North America leads the market, accounting for the largest antisense & RNAi therapeutics market share
The report has also provided a comprehensive analysis of all the major regional markets, which include North America (the United States and Canada); Asia Pacific (China, Japan, India, South Korea, Australia, Indonesia, and others); Europe (Germany, France, the United Kingdom, Italy, Spain, Russia, and others); Latin America (Brazil, Mexico, and others); and the Middle East and Africa. According to the report, North America represents the largest regional market for antisense & RNAi therapeutics.
North America is the largest regional segment in the Antisense & RNAi therapeutics market. This prominence is primarily due to the region's mature biotechnological and pharmaceutical research infrastructure. Additionally, unprecedented support from various national governments and other global health organizations has created a conducive environment for research and the advanced development required to progress antisense and RNAi therapy platforms. According to the antisense & RNAi therapeutics market analysis, the presence of several leading biotech and pharmaceutical companies in the region, which has created fierce competition and promoting innovation, has accelerated development opportunities as well as product launch. Additionally, North America's proactive regulatory environment, the exceptional participation of the FDA, which has fast-tracked many RNA-based drugs for several genetic and chronic disease conditions, supports the RNA based therapeutics market. Moreover, the high prevalence of target diseases, including cancer and genetic disorders, in the region creates antisense & RNAi therapeutics demand. Thus, North America leads the Antisense & RNAi Therapeutics market, as a dominant player in technology development and also as the primary market for RNA-based therapeutic products.

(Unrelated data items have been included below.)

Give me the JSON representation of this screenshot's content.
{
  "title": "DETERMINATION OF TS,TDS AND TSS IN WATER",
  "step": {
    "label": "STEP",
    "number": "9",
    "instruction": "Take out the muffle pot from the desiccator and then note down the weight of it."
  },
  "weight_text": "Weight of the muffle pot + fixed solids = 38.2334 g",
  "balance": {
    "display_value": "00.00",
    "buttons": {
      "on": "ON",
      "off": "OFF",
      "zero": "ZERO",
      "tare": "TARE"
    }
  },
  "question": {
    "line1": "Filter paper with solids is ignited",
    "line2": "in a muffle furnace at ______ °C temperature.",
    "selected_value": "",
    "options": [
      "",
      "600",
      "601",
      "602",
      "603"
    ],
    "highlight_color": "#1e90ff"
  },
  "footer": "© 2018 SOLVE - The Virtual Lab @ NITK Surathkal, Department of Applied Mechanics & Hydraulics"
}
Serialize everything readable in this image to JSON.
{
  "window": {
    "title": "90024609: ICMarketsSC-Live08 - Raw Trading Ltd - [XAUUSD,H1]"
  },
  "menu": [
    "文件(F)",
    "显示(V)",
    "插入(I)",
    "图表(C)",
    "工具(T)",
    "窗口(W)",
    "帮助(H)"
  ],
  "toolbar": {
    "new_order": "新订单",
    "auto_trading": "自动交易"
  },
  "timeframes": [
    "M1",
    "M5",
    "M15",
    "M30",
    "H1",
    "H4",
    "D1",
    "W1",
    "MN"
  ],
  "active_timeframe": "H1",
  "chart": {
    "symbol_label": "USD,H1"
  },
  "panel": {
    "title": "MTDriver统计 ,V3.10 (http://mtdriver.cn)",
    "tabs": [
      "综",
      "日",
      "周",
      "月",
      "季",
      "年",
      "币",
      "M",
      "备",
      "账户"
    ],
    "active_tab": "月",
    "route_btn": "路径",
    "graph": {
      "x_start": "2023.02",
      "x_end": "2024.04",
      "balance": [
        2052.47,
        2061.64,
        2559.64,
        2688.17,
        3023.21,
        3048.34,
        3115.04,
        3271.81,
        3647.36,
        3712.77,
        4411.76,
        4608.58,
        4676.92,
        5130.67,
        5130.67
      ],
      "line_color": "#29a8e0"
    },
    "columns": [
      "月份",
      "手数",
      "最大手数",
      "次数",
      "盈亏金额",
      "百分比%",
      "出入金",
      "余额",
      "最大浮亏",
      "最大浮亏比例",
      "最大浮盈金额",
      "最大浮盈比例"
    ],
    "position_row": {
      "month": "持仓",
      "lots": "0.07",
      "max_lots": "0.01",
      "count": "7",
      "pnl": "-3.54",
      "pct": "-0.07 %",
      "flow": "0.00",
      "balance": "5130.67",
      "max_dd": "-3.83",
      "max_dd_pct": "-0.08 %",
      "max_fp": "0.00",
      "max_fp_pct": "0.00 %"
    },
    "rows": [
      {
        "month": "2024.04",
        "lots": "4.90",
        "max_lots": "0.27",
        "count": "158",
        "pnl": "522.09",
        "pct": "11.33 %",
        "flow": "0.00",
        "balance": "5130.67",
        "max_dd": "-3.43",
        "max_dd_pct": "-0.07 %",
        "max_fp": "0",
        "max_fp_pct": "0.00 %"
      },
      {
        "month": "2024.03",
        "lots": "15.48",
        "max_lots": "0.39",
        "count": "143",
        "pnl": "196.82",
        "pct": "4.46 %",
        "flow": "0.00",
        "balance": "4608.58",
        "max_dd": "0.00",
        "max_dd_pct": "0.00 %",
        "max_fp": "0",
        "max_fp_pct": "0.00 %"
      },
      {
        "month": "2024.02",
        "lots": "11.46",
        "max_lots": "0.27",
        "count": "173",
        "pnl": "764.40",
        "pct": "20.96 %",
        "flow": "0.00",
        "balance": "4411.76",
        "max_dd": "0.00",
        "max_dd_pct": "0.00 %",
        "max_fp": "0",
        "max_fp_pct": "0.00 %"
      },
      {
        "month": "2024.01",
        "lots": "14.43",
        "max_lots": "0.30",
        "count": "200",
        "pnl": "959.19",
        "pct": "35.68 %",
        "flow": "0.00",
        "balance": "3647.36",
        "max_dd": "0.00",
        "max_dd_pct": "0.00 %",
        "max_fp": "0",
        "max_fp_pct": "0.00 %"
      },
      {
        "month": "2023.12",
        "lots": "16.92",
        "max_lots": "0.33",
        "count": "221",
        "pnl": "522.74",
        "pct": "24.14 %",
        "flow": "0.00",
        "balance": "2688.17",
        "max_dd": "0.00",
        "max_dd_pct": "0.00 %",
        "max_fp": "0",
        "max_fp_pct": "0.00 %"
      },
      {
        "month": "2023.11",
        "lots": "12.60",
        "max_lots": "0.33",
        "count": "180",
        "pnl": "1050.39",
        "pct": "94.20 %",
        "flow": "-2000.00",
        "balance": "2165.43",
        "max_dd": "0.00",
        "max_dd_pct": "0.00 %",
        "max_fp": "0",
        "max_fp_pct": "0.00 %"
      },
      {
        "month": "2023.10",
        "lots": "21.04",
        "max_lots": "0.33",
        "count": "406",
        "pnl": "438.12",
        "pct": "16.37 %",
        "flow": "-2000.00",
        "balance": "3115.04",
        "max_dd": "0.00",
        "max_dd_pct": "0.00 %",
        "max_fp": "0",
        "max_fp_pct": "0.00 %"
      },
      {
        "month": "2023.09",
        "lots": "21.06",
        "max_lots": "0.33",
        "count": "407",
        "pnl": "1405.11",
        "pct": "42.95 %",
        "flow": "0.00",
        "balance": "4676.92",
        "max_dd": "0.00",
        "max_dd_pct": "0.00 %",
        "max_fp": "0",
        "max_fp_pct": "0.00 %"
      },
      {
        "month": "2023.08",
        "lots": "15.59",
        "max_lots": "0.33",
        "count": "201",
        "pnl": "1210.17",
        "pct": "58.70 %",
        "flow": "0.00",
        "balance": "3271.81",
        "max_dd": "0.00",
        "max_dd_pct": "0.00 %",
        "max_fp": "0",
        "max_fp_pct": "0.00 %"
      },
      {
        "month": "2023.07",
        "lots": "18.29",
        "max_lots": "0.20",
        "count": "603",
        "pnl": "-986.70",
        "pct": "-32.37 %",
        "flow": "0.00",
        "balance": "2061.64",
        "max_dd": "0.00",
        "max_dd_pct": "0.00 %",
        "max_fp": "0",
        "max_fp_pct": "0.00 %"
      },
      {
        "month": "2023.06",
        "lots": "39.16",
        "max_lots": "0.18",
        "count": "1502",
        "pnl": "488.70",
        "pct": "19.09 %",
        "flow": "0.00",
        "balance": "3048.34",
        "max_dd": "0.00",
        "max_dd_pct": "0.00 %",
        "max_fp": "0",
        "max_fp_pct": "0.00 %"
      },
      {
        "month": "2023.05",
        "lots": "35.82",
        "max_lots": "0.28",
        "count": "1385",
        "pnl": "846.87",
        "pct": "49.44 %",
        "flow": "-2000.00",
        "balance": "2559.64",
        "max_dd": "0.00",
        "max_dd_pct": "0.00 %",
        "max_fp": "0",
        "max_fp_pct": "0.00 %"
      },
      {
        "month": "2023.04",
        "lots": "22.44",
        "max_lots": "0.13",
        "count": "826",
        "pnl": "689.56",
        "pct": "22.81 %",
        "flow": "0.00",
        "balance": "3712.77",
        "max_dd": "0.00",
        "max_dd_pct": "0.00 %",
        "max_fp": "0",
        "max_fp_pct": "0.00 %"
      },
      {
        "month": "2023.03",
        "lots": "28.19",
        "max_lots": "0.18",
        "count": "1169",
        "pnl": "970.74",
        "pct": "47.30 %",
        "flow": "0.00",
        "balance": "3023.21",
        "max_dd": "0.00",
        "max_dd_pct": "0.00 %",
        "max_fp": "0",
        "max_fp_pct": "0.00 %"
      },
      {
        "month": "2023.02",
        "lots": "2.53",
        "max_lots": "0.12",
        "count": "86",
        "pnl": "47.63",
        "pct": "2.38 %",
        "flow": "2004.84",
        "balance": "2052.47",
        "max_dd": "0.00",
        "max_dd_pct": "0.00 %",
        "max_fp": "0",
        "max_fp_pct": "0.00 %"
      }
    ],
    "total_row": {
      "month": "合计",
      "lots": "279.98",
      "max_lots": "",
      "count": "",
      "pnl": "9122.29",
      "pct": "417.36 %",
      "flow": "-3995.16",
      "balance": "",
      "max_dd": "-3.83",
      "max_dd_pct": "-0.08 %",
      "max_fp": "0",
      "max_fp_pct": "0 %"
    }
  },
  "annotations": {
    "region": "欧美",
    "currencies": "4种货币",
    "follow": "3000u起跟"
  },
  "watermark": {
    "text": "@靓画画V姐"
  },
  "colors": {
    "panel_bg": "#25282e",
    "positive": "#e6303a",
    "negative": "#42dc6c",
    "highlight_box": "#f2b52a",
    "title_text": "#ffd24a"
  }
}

The market research report has also provided a comprehensive analysis of the competitive landscape in the market. Detailed profiles of all major companies have also been provided. Some of the major market players in the antisense & RNAi therapeutics industry include:
The major players in the market are increasingly involved in research and development to diversify their genetic therapy portfolios. They are actively engaging in strategic partnerships, taking over small biotech companies, or collaborating with academic institutions and R&D centers to capitalize on emerging and disruptive technologies and fast-track drug development. In confluence with this, considering the high costs and development risks, companies make significant investments in clinical trials to guarantee their effectiveness and safety in a wider applications portfolio, especially in AlNM diseases. Collaboration with the regulatory bodies enhances the companies' competitive performance and guides them along the way to bring new drugs faster. This initiative is vital for creating competitive advantages and a positive antisense & RNAi therapeutics market outlook.